Environmental Sound Classification Setup

JVass / background_sensitivity_of_CNNs

This repository will contain the assignment for the module of "Deep Learning for Audio and Music". The objective is to implement two Deep Neural Network architectures, for two different kind of tasks and try to combine those inferences. I chose to implement a U-Net for Spectrogram denoising and a DenseNet for Environmental Sound Classification.

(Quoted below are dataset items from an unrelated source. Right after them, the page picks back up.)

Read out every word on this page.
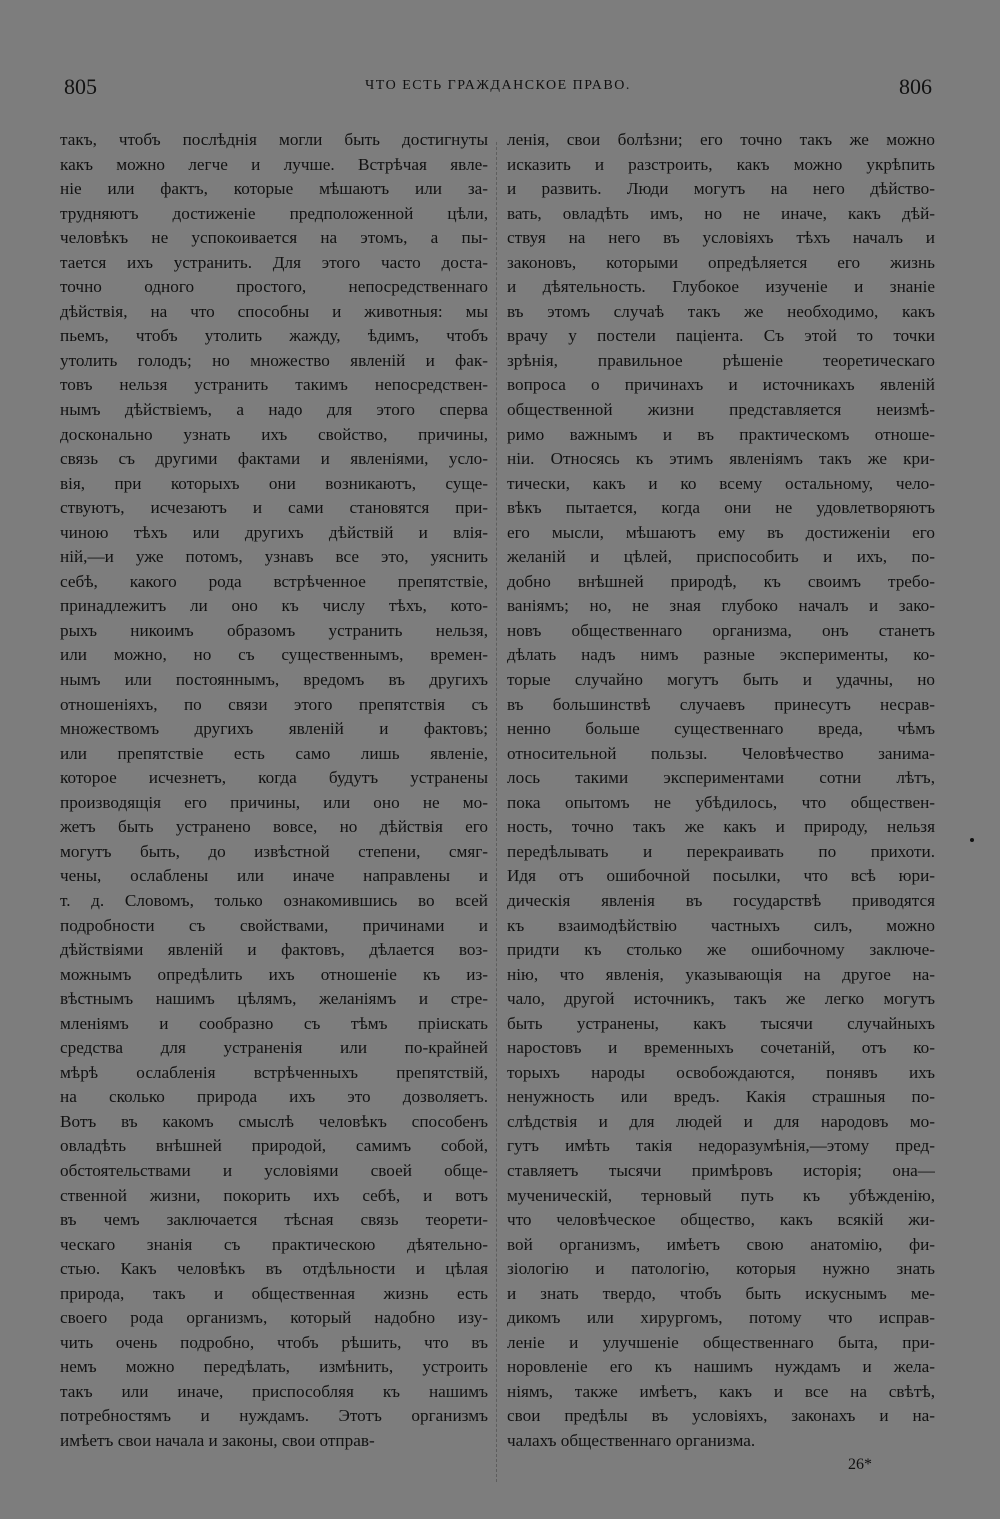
805	ЧТО ЕСТЬ ГРАЖДАНСКОЕ ПРАВО.	806
такъ, чтобъ послѣднія могли быть достигнуты
какъ можно легче и лучше. Встрѣчая явле-
ніе или фактъ, которые мѣшаютъ или за-
трудняютъ достиженіе предположенной цѣли,
человѣкъ не успокоивается на этомъ, а пы-
тается ихъ устранить. Для этого часто доста-
точно одного простого, непосредственнаго
дѣйствія, на что способны и животныя: мы
пьемъ, чтобъ утолить жажду, ѣдимъ, чтобъ
утолить голодъ; но множество явленій и фак-
товъ нельзя устранить такимъ непосредствен-
нымъ дѣйствіемъ, а надо для этого сперва
досконально узнать ихъ свойство, причины,
связь съ другими фактами и явленіями, усло-
вія, при которыхъ они возникаютъ, суще-
ствуютъ, исчезаютъ и сами становятся при-
чиною тѣхъ или другихъ дѣйствій и влія-
ній,—и уже потомъ, узнавъ все это, уяснить
себѣ, какого рода встрѣченное препятствіе,
принадлежитъ ли оно къ числу тѣхъ, кото-
рыхъ никоимъ образомъ устранить нельзя,
или можно, но съ существеннымъ, времен-
нымъ или постояннымъ, вредомъ въ другихъ
отношеніяхъ, по связи этого препятствія съ
множествомъ другихъ явленій и фактовъ;
или препятствіе есть само лишь явленіе,
которое исчезнетъ, когда будутъ устранены
производящія его причины, или оно не мо-
жетъ быть устранено вовсе, но дѣйствія его
могутъ быть, до извѣстной степени, смяг-
чены, ослаблены или иначе направлены и
т. д. Словомъ, только ознакомившись во всей
подробности съ свойствами, причинами и
дѣйствіями явленій и фактовъ, дѣлается воз-
можнымъ опредѣлить ихъ отношеніе къ из-
вѣстнымъ нашимъ цѣлямъ, желаніямъ и стре-
мленіямъ и сообразно съ тѣмъ пріискать
средства для устраненія или по-крайней
мѣрѣ ослабленія встрѣченныхъ препятствій,
на сколько природа ихъ это дозволяетъ.
Вотъ въ какомъ смыслѣ человѣкъ способенъ
овладѣть внѣшней природой, самимъ собой,
обстоятельствами и условіями своей обще-
ственной жизни, покорить ихъ себѣ, и вотъ
въ чемъ заключается тѣсная связь теорети-
ческаго знанія съ практическою дѣятельно-
стью. Какъ человѣкъ въ отдѣльности и цѣлая
природа, такъ и общественная жизнь есть
своего рода организмъ, который надобно изу-
чить очень подробно, чтобъ рѣшить, что въ
немъ можно передѣлать, измѣнить, устроить
такъ или иначе, приспособляя къ нашимъ
потребностямъ и нуждамъ. Этотъ организмъ
имѣетъ свои начала и законы, свои отправ-
ленія, свои болѣзни; его точно такъ же можно
исказить и разстроить, какъ можно укрѣпить
и развить. Люди могутъ на него дѣйство-
вать, овладѣть имъ, но не иначе, какъ дѣй-
ствуя на него въ условіяхъ тѣхъ началъ и
законовъ, которыми опредѣляется его жизнь
и дѣятельность. Глубокое изученіе и знаніе
въ этомъ случаѣ такъ же необходимо, какъ
врачу у постели паціента. Съ этой то точки
зрѣнія, правильное рѣшеніе теоретическаго
вопроса о причинахъ и источникахъ явленій
общественной жизни представляется неизмѣ-
римо важнымъ и въ практическомъ отноше-
ніи. Относясь къ этимъ явленіямъ такъ же кри-
тически, какъ и ко всему остальному, чело-
вѣкъ пытается, когда они не удовлетворяютъ
его мысли, мѣшаютъ ему въ достиженіи его
желаній и цѣлей, приспособить и ихъ, по-
добно внѣшней природѣ, къ своимъ требо-
ваніямъ; но, не зная глубоко началъ и зако-
новъ общественнаго организма, онъ станетъ
дѣлать надъ нимъ разные эксперименты, ко-
торые случайно могутъ быть и удачны, но
въ большинствѣ случаевъ принесутъ несрав-
ненно больше существеннаго вреда, чѣмъ
относительной пользы. Человѣчество занима-
лось такими экспериментами сотни лѣтъ,
пока опытомъ не убѣдилось, что обществен-
ность, точно такъ же какъ и природу, нельзя
передѣлывать и перекраивать по прихоти.
Идя отъ ошибочной посылки, что всѣ юри-
дическія явленія въ государствѣ приводятся
къ взаимодѣйствію частныхъ силъ, можно
придти къ столько же ошибочному заключе-
нію, что явленія, указывающія на другое на-
чало, другой источникъ, такъ же легко могутъ
быть устранены, какъ тысячи случайныхъ
наростовъ и временныхъ сочетаній, отъ ко-
торыхъ народы освобождаются, понявъ ихъ
ненужность или вредъ. Какія страшныя по-
слѣдствія и для людей и для народовъ мо-
гутъ имѣть такія недоразумѣнія,—этому пред-
ставляетъ тысячи примѣровъ исторія; она—
мученическій, терновый путь къ убѣжденію,
что человѣческое общество, какъ всякій жи-
вой организмъ, имѣетъ свою анатомію, фи-
зіологію и патологію, которыя нужно знать
и знать твердо, чтобъ быть искуснымъ ме-
дикомъ или хирургомъ, потому что исправ-
леніе и улучшеніе общественнаго быта, при-
норовленіе его къ нашимъ нуждамъ и жела-
ніямъ, также имѣетъ, какъ и все на свѣтѣ,
свои предѣлы въ условіяхъ, законахъ и на-
чалахъ общественнаго организма.
26*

0 stars 0 forks source link

Environmental Sound Classification Setup #2

Closed JVass closed 1 year ago

JVass commented 1 year ago

This will be the second section of the assignment that is: environmental sound classification with the use of a DenseNet

[x] Pretrained DenseNet import
[x] Pretrained DenseNet subclassing and super
[x] Spectrogram generation as images, based on Palanisamy et al (for reproducabiliy reasons) and with concatenating and not MultiRes generation, and STFT
[x] Freeze layers from DenseNet
[x] Attach an MLP for 10 classes of UrbanSound8k
[x] Tensorboard setup for evaluation
[x] Training loop setup
[x] Metrics used for the classification (Accuracy, F1 Score, Top K@, Confusion Matrix)
[x] Save the model

JVass commented 1 year ago

https://pytorch.org/hub/pytorch_vision_densenet/ says input image has to be:

Normalized with mean = [0.485, 0.456, 0.406] and std = [0.229, 0.224, 0.225]
Height and Width at least 224

Palanisamy et al didn't do any of those things, where HxW for UrbanSound8k is (128,250) and not normalized.

JVass commented 1 year ago

Global params for classification will be based on Palanisamy et al: No Early Stopping (I discarded the learning rate scheduler) EPOCHS = 70 LR = 1e-4

JVass commented 1 year ago

The results are not very promising, but it is as good it will get for the assignment.